Rupture et quotidien : sur quelques discours et pratiques

Court texte de Fractale qui revient sur plusieurs discours et pratiques qui nous empêchent de situer matériellement ce que nous vivons depuis l’apparition du Covid-19, qui participent de ce fait à la paralysie collective qui nous traverse.

Il y a finalement quelque chose de providentiel à travers les différents discours et analyses qui existent depuis le début de la pandémie. Comme si tout ce qui existait depuis deux ans était absolument nouveau, comme s’il y avait une rupture historique dans nos devenirs quotidiens et matériels.

Cette attitude qui relève de l’étonnement permanent permet de renouveler à peu de frais des discours indignés et le personnel politique qui s’en revendique.
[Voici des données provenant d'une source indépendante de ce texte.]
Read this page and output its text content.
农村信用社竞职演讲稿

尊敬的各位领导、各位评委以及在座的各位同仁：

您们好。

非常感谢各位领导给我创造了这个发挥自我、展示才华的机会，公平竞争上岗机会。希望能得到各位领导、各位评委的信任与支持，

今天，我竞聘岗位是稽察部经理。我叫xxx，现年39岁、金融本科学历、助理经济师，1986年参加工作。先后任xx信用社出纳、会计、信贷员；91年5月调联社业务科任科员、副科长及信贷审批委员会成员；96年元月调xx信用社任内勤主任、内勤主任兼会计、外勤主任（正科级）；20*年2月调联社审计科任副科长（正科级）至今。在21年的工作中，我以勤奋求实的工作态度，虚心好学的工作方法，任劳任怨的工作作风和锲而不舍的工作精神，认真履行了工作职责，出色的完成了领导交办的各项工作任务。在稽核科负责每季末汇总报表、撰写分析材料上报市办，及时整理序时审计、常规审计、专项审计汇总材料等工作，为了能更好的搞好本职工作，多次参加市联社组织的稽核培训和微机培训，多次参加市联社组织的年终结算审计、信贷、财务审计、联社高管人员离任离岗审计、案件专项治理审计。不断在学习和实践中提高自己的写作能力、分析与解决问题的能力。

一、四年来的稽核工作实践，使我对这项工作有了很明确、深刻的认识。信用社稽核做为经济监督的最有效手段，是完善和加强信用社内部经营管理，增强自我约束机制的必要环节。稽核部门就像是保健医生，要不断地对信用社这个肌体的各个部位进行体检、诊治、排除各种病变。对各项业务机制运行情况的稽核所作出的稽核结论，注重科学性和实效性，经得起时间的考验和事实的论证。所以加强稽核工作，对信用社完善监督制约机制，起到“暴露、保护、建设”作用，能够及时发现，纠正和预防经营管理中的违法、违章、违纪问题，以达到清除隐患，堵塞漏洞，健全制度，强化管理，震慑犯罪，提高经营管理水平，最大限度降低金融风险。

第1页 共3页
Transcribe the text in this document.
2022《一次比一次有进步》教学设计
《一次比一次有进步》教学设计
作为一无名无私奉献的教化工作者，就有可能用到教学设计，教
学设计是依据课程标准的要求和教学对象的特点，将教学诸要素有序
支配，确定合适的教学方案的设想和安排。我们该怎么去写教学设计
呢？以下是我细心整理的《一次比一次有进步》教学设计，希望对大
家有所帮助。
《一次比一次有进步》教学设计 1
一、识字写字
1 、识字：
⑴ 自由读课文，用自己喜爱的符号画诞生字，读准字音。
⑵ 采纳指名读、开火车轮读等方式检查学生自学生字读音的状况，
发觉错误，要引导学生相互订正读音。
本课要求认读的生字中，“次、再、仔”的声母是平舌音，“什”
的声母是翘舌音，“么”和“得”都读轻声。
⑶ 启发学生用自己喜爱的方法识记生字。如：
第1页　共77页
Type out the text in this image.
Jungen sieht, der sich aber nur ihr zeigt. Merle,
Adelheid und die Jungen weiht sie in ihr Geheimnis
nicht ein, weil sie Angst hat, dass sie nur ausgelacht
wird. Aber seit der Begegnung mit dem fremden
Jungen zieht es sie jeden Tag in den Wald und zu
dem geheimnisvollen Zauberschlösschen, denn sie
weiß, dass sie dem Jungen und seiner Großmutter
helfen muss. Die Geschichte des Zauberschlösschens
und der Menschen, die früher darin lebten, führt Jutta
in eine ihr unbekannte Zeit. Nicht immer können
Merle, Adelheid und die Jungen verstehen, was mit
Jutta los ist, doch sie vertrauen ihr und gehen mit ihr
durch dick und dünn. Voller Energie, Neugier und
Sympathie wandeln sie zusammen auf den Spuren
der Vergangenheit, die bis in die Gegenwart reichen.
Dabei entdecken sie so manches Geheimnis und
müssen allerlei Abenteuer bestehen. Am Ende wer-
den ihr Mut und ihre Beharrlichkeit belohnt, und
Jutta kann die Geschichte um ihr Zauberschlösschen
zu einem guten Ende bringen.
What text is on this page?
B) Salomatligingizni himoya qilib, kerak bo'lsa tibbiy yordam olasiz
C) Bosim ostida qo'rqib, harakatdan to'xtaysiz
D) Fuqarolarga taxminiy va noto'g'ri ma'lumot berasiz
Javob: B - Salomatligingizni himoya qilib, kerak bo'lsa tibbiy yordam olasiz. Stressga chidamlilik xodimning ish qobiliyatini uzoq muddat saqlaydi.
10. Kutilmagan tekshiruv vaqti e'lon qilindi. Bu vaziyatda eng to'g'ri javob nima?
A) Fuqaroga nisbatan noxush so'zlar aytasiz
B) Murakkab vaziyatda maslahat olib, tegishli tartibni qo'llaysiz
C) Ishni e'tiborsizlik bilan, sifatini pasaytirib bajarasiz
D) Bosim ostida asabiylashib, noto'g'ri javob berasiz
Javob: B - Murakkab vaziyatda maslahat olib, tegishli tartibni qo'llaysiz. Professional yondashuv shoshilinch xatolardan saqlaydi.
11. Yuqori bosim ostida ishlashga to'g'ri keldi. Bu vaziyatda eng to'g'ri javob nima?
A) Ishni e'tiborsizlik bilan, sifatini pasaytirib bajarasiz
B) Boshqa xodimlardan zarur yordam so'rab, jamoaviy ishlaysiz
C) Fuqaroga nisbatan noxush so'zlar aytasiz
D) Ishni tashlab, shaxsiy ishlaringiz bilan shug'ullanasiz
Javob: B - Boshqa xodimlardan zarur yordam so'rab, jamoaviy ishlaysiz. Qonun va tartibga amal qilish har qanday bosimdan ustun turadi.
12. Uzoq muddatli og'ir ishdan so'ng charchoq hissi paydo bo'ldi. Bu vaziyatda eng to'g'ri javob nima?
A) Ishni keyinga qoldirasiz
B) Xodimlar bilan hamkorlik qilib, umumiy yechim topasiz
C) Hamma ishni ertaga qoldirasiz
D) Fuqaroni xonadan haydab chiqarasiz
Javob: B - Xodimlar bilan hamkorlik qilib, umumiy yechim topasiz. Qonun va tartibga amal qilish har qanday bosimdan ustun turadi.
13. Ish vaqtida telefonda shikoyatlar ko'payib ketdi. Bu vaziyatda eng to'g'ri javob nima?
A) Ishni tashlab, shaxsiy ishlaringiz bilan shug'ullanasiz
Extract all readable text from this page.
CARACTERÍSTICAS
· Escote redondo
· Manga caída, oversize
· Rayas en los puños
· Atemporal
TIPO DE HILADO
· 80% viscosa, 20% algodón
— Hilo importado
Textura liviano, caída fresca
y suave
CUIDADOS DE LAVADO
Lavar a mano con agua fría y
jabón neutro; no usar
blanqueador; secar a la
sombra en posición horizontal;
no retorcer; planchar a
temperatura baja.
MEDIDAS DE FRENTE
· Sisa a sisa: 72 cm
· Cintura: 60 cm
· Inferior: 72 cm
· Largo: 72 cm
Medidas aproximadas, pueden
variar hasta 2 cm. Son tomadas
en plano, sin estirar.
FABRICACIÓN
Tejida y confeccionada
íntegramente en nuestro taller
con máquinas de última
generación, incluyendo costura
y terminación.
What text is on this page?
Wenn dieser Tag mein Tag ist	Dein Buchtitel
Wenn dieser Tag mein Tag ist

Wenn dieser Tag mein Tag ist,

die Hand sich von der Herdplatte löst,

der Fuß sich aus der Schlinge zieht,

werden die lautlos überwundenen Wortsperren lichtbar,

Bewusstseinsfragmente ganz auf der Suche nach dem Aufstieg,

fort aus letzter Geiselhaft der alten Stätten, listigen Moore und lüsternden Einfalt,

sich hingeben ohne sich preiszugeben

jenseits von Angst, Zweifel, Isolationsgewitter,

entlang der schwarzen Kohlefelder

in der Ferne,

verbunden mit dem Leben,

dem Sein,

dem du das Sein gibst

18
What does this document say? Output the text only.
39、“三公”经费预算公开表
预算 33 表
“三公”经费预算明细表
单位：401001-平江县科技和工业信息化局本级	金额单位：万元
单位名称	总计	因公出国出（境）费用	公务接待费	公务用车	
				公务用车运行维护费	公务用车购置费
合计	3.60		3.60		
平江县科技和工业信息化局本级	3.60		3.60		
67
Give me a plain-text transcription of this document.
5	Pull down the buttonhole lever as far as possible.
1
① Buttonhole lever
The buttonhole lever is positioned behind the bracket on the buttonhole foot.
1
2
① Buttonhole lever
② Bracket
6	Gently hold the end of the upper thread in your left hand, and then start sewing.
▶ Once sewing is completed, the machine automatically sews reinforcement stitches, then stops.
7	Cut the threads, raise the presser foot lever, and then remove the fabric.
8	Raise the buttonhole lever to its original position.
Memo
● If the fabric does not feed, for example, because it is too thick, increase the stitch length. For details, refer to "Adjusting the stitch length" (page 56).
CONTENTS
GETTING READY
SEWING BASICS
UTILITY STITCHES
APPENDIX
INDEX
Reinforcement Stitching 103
Il est fort à parier que certains individus aient perçu un nouveau marché intellectuel et économique afin d’analyser ce qui se passe depuis Wuhan.

De plus, la prolifération de critiques qui prétendent le caractère absolument inédit de la catastrophe ne font que banaliser le désastre écologique et humain, tout autant qu’ils annihilent les possibilités de détruire ce qui produit l’inertie face à notre actualité.

Pourtant, il ne semble pas que le quotidien de milliards de personnes est fondamentalement changé depuis le début de cette pandémie, si ce n’est dans l’intensification toujours plus forte de logiques déjà en cours.

Que l’on prenne les discours centrés sur les dispositifs sécuritaires et technologiques, les théories du complot toujours plus inédites ou les discours critiques scandalisés, il n’en est pas moins que chacun prétend la pure et absolu nouveauté de son champ d’énonciation qui fonde la révélation qu’il prétend nous enseigner.

Jusqu’ici, il ne semble pas nouveau que les plus pauvres soient continuellement voués à faire tourner une machine qui les détruit jusqu’à l’épuisement, et même jusqu’à la mort.

L’unique nouveauté significative réside malheureusement dans le décompte journalier du nombre de malades et de morts du au rapport que le Capital entretient avec la vie, et finalement avec la mort.

L’autre nouveauté concurrente, factice, puérile et dangereuse est celle qui réside dans le champ purement discursif qui ambitionne de diffuser sa propre révélation théorique pour nous sauver de ce monde et du drame humain qui l’accompagne.

Il semble que ce qui sous-tend et rapproche la multiplicité des discours réactionnaires, conspirationnistes et scandalisés réside dans l’absence d’un minimum de contextualisation historique et matérielle.

En somme, il convient d’affirmer que ce qui nous traverse nous dépasse finalement tous tant dans les déterminations historiques que dans les récentes transformations économiques et sociales quotidiennes induites suite à l’apparition de la pandémie.

Dépassement car la formation écologique d’un tel désastre était déjà en cours depuis un moment. Dépassement aussi car la mise au travail malgré des risques mortels documentés n’est finalement pas nouvelle.

Aussi, il est nécessaire de reconnaitre ses propres méconnaissances sur la situation. De dire sans honte : nous ne savons que trop peu de choses de cette maladie. Dès lors que nous ne savons pas, si ce n’est que cette maladie se diffuse rapidement et tue (et c’est bien la centralité de notre problème), il s’agit de prendre certaines précautions individuelles et collectives, car ne sachant pas tout, il est de rigueur de ne pas se mettre en danger soi et les autres.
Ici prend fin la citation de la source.